Ficha do Proponente
Proponente
- amanda iegli tech (ESPM-SP)
Minicurrículo
- Amanda Iegli Tech é jornalista, mestre em Sociologia pelo PPGS/UFRGS e doutoranda em Comunicação e Práticas de Consumo no PPGCOM da ESPM-SP. No mestrado, pesquisou processos de estigmatização e estudos críticos da branquitude. Atualmente, dedica-se aos estudos de experiência, estética e fabulações, com ênfase nas materialidades dos cinemas indígenas. Integra o grupo de pesquisa SENSE: Comunicação, Consumo, Imagem e Experiência (ESPM-SP).
Ficha do Trabalho
Título
- Para além da representação: a potência reparadora nos/dos cinemas indígenas
Resumo
- Este trabalho investiga a potência reparadora (ALMEIDA e MARCONI, 2022) dos cinemas indígenas por meio da análise de A Flor do Buriti (2023) e Mundurukuyü: A Floresta das Mulheres Peixe (2025), explorando como práticas indígenas que rompem com convenções do documentário hegemônico, como autoria (BRASIL, 2021), processos de feitura e o fora-de-campo (BRASIL e BELISÁRIO, 2016) configuram um cinema ontologicamente dissensual, abrindo caminho para outras formas de fabulação e existência.
Resumo expandido
- Nas práticas documentais hegemônicas, a imagem é frequentemente convocada a revelar uma verdade subjacente, expectativa que se intensifica nos cinemas indígenas, onde se projeta o desejo de acesso a uma “realidade autêntica”. Tal demanda, contudo, tende a reduzir a potência fabulatória dessas imagens, desviando o olhar de suas camadas sensíveis, invisíveis ou mesmo inalcançáveis, e inviabilizando uma antropologia reversa — conceito proposto por Brasil e Belisário (2016). Ainda que alguns filmes retomem a cena inaugural do contato entre indígenas e brancos, como Serras da Desordem (Andrea Tonacci, 2006), essas narrativas não se limitam à violência, operando antes uma complexificação temporal que desestabiliza o espectador ao borrar as fronteiras entre passado e presente, entre ficção e registro, deslocando o cinema de uma função meramente representacional.
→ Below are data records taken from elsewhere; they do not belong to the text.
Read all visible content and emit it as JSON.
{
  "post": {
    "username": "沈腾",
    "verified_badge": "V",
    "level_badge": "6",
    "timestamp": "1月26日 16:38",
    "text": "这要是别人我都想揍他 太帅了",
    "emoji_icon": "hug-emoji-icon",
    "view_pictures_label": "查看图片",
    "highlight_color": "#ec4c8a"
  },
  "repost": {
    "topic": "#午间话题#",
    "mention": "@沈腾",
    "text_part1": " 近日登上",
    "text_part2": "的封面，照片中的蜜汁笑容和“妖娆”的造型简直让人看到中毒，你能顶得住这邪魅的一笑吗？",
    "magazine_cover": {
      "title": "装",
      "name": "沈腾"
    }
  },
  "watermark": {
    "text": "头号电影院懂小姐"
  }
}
Como observam Brasil e Belisário (2016), é preciso pensar essas obras para além do que se vê na tela, pois o invisível incide nas imagens e na audiência. Nessa perspectiva, o fora-de-campo assume uma importância equivalente ao que se apresenta visualmente. Nas palavras dos autores, “o fora-de-campo será justamente o que torna permeável, o que permite a pesagem, no filme, entre mundos contíguos mas profundamente díspares, incomensuráveis” (BRASIL e BELISÁRIO, 2016, p. 606).
Da mesma forma, há produções indígenas que tensionam as próprias noções de autoria. É o caso de Wai’á Rini: o poder do sonho (Divino Tserewahú, 2001), cujo processo, segundo o cineasta, envolveu desmanche, remontagem e refeitura a partir de um olhar indígena “sempre múltiplo” (BRASIL e BELISÁRIO, 2016, p. 602). Essa abordagem dialoga diretamente com o outro trabalho de Brasil (2021), que repensa noções de autoria no contexto do cinema indígena.
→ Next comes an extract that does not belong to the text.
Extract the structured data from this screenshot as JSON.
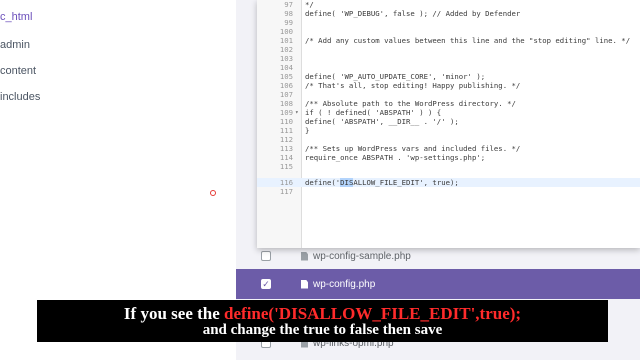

A concepção de autoria coletiva não se restringe ao cinema nem a uma população indígena específica, mas parece atravessar diversas práticas ameríndias de criação. Como escreve Els Lagrou (2014), os povos ameríndios “não estão interessados em eliminar a mão que faz; pelo contrário, parecem visar à multiplicação, em vez da ocultação, dessas mãos mediadoras […]” (p. 770). Trata-se, portanto, de uma cosmologia da criação que se opõe à lógica da assinatura individual, e que valoriza a visibilidade das mediações e o caráter relacional do fazer artístico.
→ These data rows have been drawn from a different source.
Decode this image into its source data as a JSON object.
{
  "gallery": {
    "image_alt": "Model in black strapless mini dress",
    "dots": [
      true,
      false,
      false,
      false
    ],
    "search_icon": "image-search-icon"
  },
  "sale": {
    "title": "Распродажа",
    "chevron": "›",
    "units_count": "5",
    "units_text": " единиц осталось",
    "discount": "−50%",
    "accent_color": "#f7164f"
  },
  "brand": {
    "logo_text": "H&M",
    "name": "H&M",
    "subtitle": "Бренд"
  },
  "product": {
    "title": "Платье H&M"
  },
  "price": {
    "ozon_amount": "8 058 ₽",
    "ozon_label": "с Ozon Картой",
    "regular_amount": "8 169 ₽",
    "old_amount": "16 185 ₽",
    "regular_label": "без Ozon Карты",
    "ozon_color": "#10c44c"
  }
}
Consideramos estas práticas de cinema (desde o processo de feitura e montagem, coletivo e mediado, até seu resultado na imagem, ritmo e fora-de-campo) como reparadoras (ALMEIDA e MARCONI, 2022) no sentido de não se orientam por moldes ocidentais. Como discute Guimarães (2019), enquanto o pensamento ameríndio se abre à alteridade por meio de uma experiência estética — onde o outro é afirmado em sua potência e não assimilado —, o olhar ocidental tende a buscar na experiência estética um grau de diferença que possa ser consumido, entendido, apropriado. O cinema indígena, nesse contexto, propõe não apenas outras histórias ou personagens, mas um outro regime de sensibilidade.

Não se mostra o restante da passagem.